Anoxia-mediated calcium release through the mitochondrial permeability transition pore silences NMDA receptor currents in turtle neurons.

Mammalian neurons are anoxia sensitive and rapidly undergo excitotoxic cell death when deprived of oxygen, mediated largely by Ca(2+) entry through over-activation of N-methyl-d-aspartate receptors (NMDARs). This does not occur in neurons of the anoxia-tolerant western painted turtle, where a decrease in NMDAR currents is observed with anoxia. This decrease is dependent on a modest rise in cytosolic [Ca(2+)] ([Ca(2+)]c) that is mediated by release from the mitochondria. The aim of this study was to determine whether the mitochondrial permeability transition pore (mPTP) is involved in NMDAR silencing through release of mitochondrial Ca(2+).

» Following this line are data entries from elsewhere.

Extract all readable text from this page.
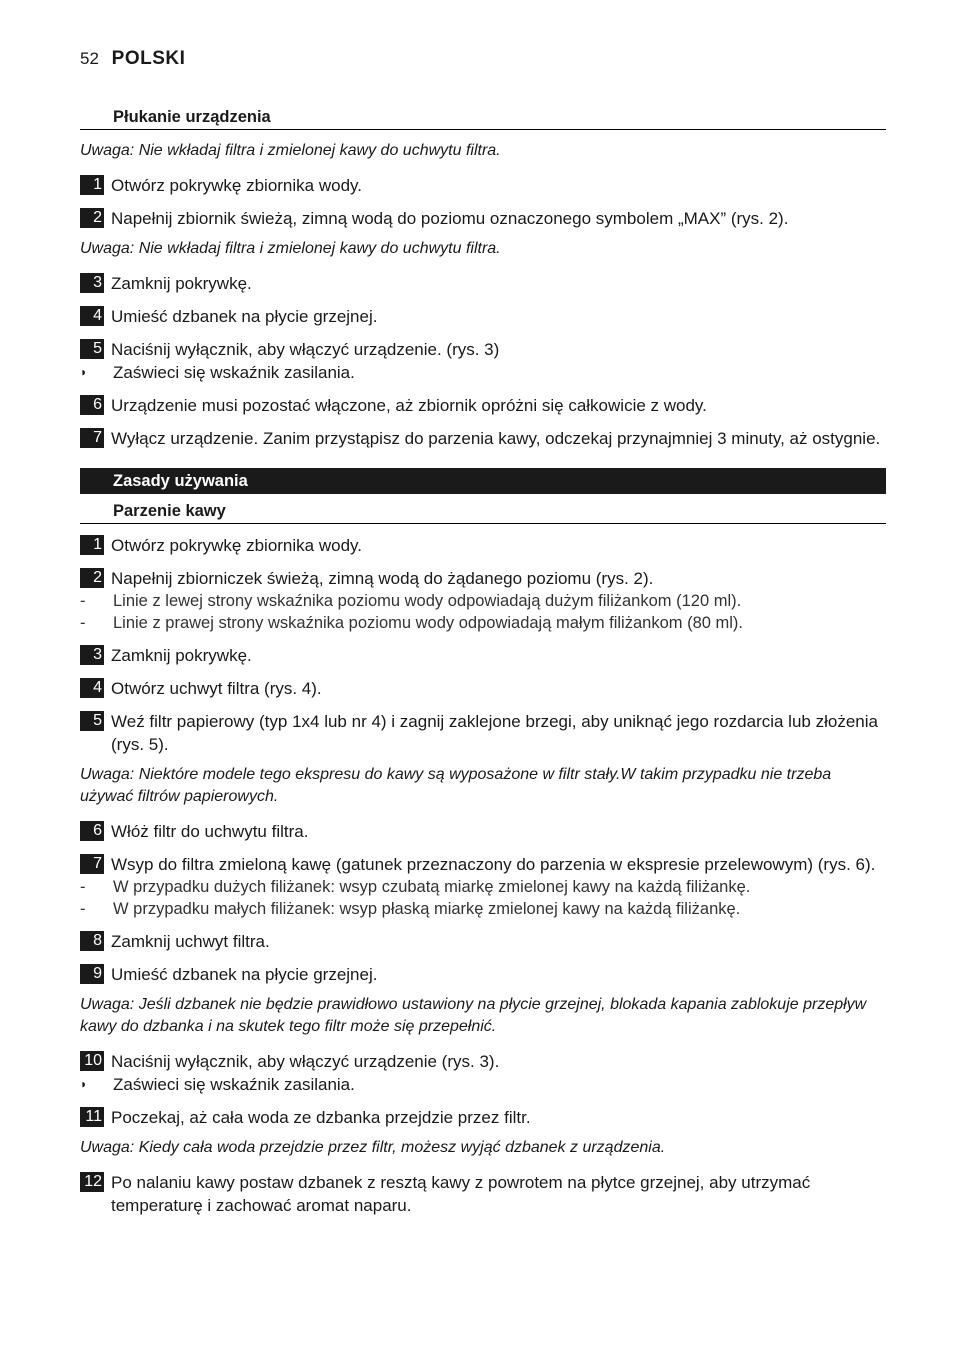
52 POLSKI
Płukanie urządzenia
Uwaga: Nie wkładaj filtra i zmielonej kawy do uchwytu filtra.
1 Otwórz pokrywkę zbiornika wody.
2 Napełnij zbiornik świeżą, zimną wodą do poziomu oznaczonego symbolem „MAX” (rys. 2).
Uwaga: Nie wkładaj filtra i zmielonej kawy do uchwytu filtra.
3 Zamknij pokrywkę.
4 Umieść dzbanek na płycie grzejnej.
5 Naciśnij wyłącznik, aby włączyć urządzenie. (rys. 3)
◗	Zaświeci się wskaźnik zasilania.
6 Urządzenie musi pozostać włączone, aż zbiornik opróżni się całkowicie z wody.
7 Wyłącz urządzenie. Zanim przystąpisz do parzenia kawy, odczekaj przynajmniej 3 minuty, aż ostygnie.
Zasady używania
Parzenie kawy
1 Otwórz pokrywkę zbiornika wody.
2 Napełnij zbiorniczek świeżą, zimną wodą do żądanego poziomu (rys. 2).
-	Linie z lewej strony wskaźnika poziomu wody odpowiadają dużym filiżankom (120 ml).
-	Linie z prawej strony wskaźnika poziomu wody odpowiadają małym filiżankom (80 ml).
3 Zamknij pokrywkę.
4 Otwórz uchwyt filtra (rys. 4).
5 Weź filtr papierowy (typ 1x4 lub nr 4) i zagnij zaklejone brzegi, aby uniknąć jego rozdarcia lub złożenia (rys. 5).
Uwaga: Niektóre modele tego ekspresu do kawy są wyposażone w filtr stały.W takim przypadku nie trzeba używać filtrów papierowych.
6 Włóż filtr do uchwytu filtra.
7 Wsyp do filtra zmieloną kawę (gatunek przeznaczony do parzenia w ekspresie przelewowym) (rys. 6).
-	W przypadku dużych filiżanek: wsyp czubatą miarkę zmielonej kawy na każdą filiżankę.
-	W przypadku małych filiżanek: wsyp płaską miarkę zmielonej kawy na każdą filiżankę.
8 Zamknij uchwyt filtra.
9 Umieść dzbanek na płycie grzejnej.
Uwaga: Jeśli dzbanek nie będzie prawidłowo ustawiony na płycie grzejnej, blokada kapania zablokuje przepływ kawy do dzbanka i na skutek tego filtr może się przepełnić.
10 Naciśnij wyłącznik, aby włączyć urządzenie (rys. 3).
◗	Zaświeci się wskaźnik zasilania.
11 Poczekaj, aż cała woda ze dzbanka przejdzie przez filtr.
Uwaga: Kiedy cała woda przejdzie przez filtr, możesz wyjąć dzbanek z urządzenia.
12 Po nalaniu kawy postaw dzbanek z resztą kawy z powrotem na płytce grzejnej, aby utrzymać temperaturę i zachować aromat naparu.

Opening the mPTP during normoxia with atractyloside decreased NMDAR currents by releasing mitochondrial Ca(2+), indicated by an increase in Oregon Green fluorescence. Conversely, the mPTP blocker cyclosporin A prevented the anoxia-mediated increase in [Ca(2+)]c and reduction in NMDAR currents. Mitochondrial membrane potential (Ψm) was determined using rhodamine-123 fluorescence and decreased with the onset of anoxia in a time frame that coincided with the increase in [Ca(2+)]c. Activation of mitochondrial ATP-sensitive potassium (mK(+)ATP) channels also releases mitochondrial Ca(2+) and we show that activation of mK(+)ATP channels during normoxia with diazoxide leads to Ψm depolarization and inhibition with 5-hydroxydecanoic acid blocked anoxia-mediated Ψm depolarization. Ψm does not collapse during anoxia but rather reaches a new steady-state level that is maintained via ATP hydrolysis by the F1-F0 ATPase, as inhibition with oligomycin depolarizes Ψm further than the anoxic level. We conclude that anoxia activates mK(+)ATP channels, which leads to matrix depolarization, Ca(2+) release via the mPTP, and ultimately silencing of NMDARs.